I have a csv file like below:
http://www.a.com/1,apple
http://www.a.com/2,apple
http://www.a.com/3,apple
http://www.a.com/4,apple
...
http://www.z.com/1,flower
http://www.z.com/2,flower
http://www.z.com/3,flower
...
I want combine the csv file to new csv file like below:
"http://www.a.com/1
http://www.a.com/2
http://www.a.com/3
http://www.a.com/4",apple
"http://www.z.com/1
http://www.z.com/2
http://www.z.com/3
http://www.z.com/4",flower
I want keep the first column every cell have max 100 lines http url. Column two same value will appear in corresponding cell.

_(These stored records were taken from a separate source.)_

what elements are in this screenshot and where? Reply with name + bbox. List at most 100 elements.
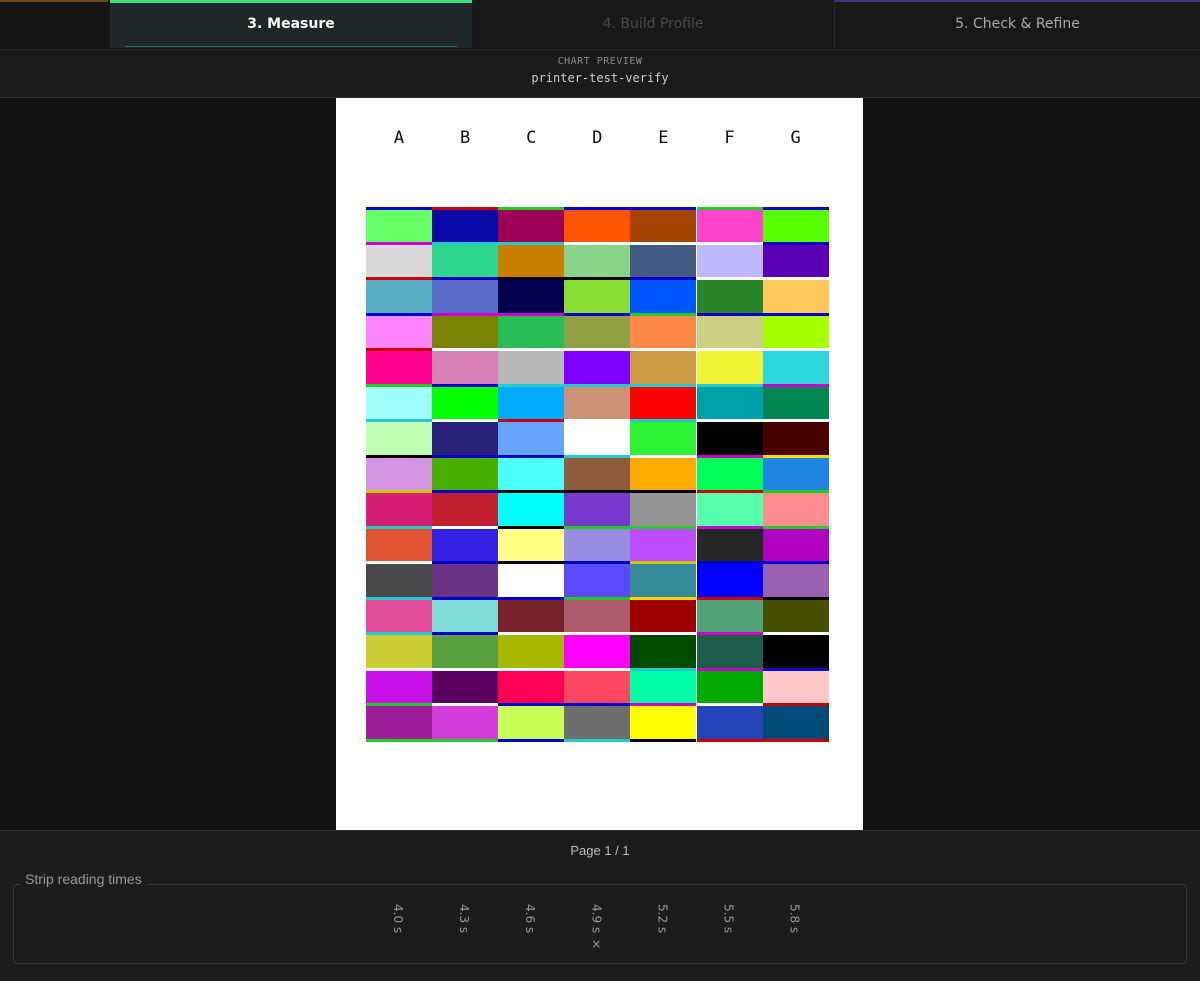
patch-divider xyxy=(762,703,829,706)
color-patch-c15 xyxy=(498,704,565,740)
strip-time-5[interactable]: 5.2 s xyxy=(655,904,669,933)
patch-divider xyxy=(564,596,631,600)
tab-build-profile[interactable]: 4. Build Profile xyxy=(473,0,833,48)
color-patch-e15 xyxy=(630,704,697,740)
patch-divider xyxy=(498,241,565,245)
patch-divider xyxy=(564,632,631,635)
color-patch-a14 xyxy=(366,668,433,704)
strip-time-7[interactable]: 5.8 s xyxy=(788,904,802,933)
patch-divider xyxy=(498,632,565,635)
patch-divider xyxy=(630,241,697,245)
patch-divider xyxy=(696,561,763,564)
color-patch-c14 xyxy=(498,668,565,704)
color-patch-a9 xyxy=(366,491,433,527)
strip-time-1[interactable]: 4.0 s xyxy=(391,904,405,933)
patch-divider xyxy=(630,312,697,316)
patch-divider xyxy=(696,632,763,635)
patch-divider xyxy=(630,703,697,706)
column-header-a: A xyxy=(393,128,405,148)
patch-divider xyxy=(498,703,565,706)
color-patch-c6 xyxy=(498,384,565,420)
patch-divider xyxy=(366,312,433,316)
strip-time-2[interactable]: 4.3 s xyxy=(457,904,471,933)
color-patch-d4 xyxy=(564,313,631,349)
patch-divider xyxy=(432,738,499,742)
patch-divider xyxy=(762,348,829,351)
patch-divider xyxy=(762,525,829,529)
patch-divider xyxy=(366,348,433,351)
color-patch-c8 xyxy=(498,455,565,491)
color-patch-f10 xyxy=(696,526,763,562)
patch-divider xyxy=(366,490,433,493)
color-patch-f13 xyxy=(696,633,763,669)
patch-divider xyxy=(498,490,565,493)
color-patch-e3 xyxy=(630,278,697,314)
patch-divider xyxy=(696,596,763,600)
color-patch-a15 xyxy=(366,704,433,740)
color-patch-f11 xyxy=(696,562,763,598)
color-patch-e14 xyxy=(630,668,697,704)
color-patch-d13 xyxy=(564,633,631,669)
color-patch-b7 xyxy=(432,420,499,456)
color-patch-g6 xyxy=(762,384,829,420)
strip-time-3[interactable]: 4.6 s xyxy=(523,904,537,933)
patch-divider xyxy=(630,738,697,742)
patch-divider xyxy=(432,454,499,458)
patch-divider xyxy=(630,207,697,210)
color-patch-f15 xyxy=(696,704,763,740)
patch-divider xyxy=(762,667,829,671)
patch-divider xyxy=(432,561,499,564)
color-patch-d5 xyxy=(564,349,631,385)
column-header-g: G xyxy=(790,128,801,148)
patch-divider xyxy=(432,596,499,600)
color-patch-f14 xyxy=(696,668,763,704)
patch-divider xyxy=(696,207,763,210)
color-patch-b8 xyxy=(432,455,499,491)
color-patch-g10 xyxy=(762,526,829,562)
color-patch-e2 xyxy=(630,242,697,278)
patch-divider xyxy=(432,525,499,529)
color-patch-f1 xyxy=(696,207,763,243)
color-patch-e6 xyxy=(630,384,697,420)
patch-divider xyxy=(498,525,565,529)
color-patch-d10 xyxy=(564,526,631,562)
patch-divider xyxy=(432,490,499,493)
color-patch-a11 xyxy=(366,562,433,598)
patch-divider xyxy=(696,490,763,493)
patch-divider xyxy=(432,703,499,706)
patch-divider xyxy=(762,383,829,387)
column-header-b: B xyxy=(459,128,471,148)
patch-divider xyxy=(564,312,631,316)
patch-divider xyxy=(696,454,763,458)
patch-divider xyxy=(432,632,499,635)
patch-divider xyxy=(498,596,565,600)
patch-divider xyxy=(762,207,829,210)
patch-divider xyxy=(498,383,565,387)
strip-time-6[interactable]: 5.5 s xyxy=(722,904,736,933)
column-header-f: F xyxy=(724,128,735,148)
column-header-e: E xyxy=(658,128,669,148)
patch-divider xyxy=(564,561,631,564)
patch-divider xyxy=(498,312,565,316)
strip-time-4[interactable]: 4.9 s × xyxy=(589,904,603,951)
color-patch-e4 xyxy=(630,313,697,349)
chart-preview-label: CHART PREVIEW xyxy=(557,56,643,67)
patch-divider xyxy=(564,454,631,458)
chart-name: printer-test-verify xyxy=(531,71,669,85)
tab-measure[interactable]: 3. Measure xyxy=(110,0,472,48)
patch-divider xyxy=(498,277,565,280)
column-header-d: D xyxy=(592,128,603,148)
color-patch-b3 xyxy=(432,278,499,314)
color-patch-c1 xyxy=(498,207,565,243)
patch-divider xyxy=(630,348,697,351)
color-patch-g3 xyxy=(762,278,829,314)
color-patch-f4 xyxy=(696,313,763,349)
patch-divider xyxy=(498,207,565,210)
color-patch-c9 xyxy=(498,491,565,527)
color-patch-d12 xyxy=(564,597,631,633)
color-patch-d1 xyxy=(564,207,631,243)
color-patch-f12 xyxy=(696,597,763,633)
tab-check-refine[interactable]: 5. Check & Refine xyxy=(834,0,1200,48)
patch-divider xyxy=(432,667,499,671)
color-patch-b1 xyxy=(432,207,499,243)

Is there a very simple command pattern to achieve this idea ?
I used command below:
awk '{if(NR0!=0)ORS="\t";else ORS="\n"}1' test.csv > result.csv
CodePudding user response:
1st solution: With your shown samples, please try following awk
code.
awk '
BEGIN{
s1="\""
FS=OFS=","
}
prev!=$2 && prev{
print s1 val s1,prev
val=""
}
{
val=(val?val ORS:"")$1
prev=$2
}
END{
if(val){
print s1 val s1,prev
}
}
' Input_file
2nd solution: In case your Input_file is NOT sorted with 2nd column then try following sort
awk
code.
sort -t, -k2 Input_file |
awk '
BEGIN{
s1="\""
FS=OFS=","
}
prev!=$2 && prev{
print s1 val s1,prev
val=""
}
{
val=(val?val ORS:"")$1
prev=$2
}
END{
if(val){
print s1 val s1,prev
}
}
'
Output will be as follows:
"http://www.a.com/1
http://www.a.com/2
http://www.a.com/3
http://www.a.com/4",apple
"http://www.z.com/1
http://www.z.com/2
http://www.z.com/3",flower
CodePudding user response:
Given:
cat file
http://www.a.com/1,apple
http://www.a.com/2,apple
http://www.a.com/3,apple
http://www.a.com/4,apple
http://www.z.com/1,flower
http://www.z.com/2,flower
http://www.z.com/3,flower
Here is a two pass awk
to do this:
awk -F, 'FNR==NR{seen[$2]=FNR; next}
seen[$2]==FNR{
printf("\"%s%s\",%s\n",data,$1,$2)
data=""
next
}
{data=data sprintf("%s\n",$1)}' file file
Prints:
"http://www.a.com/1
http://www.a.com/2
http://www.a.com/3
http://www.a.com/4",apple
"http://www.z.com/1
http://www.z.com/2
http://www.z.com/3",flower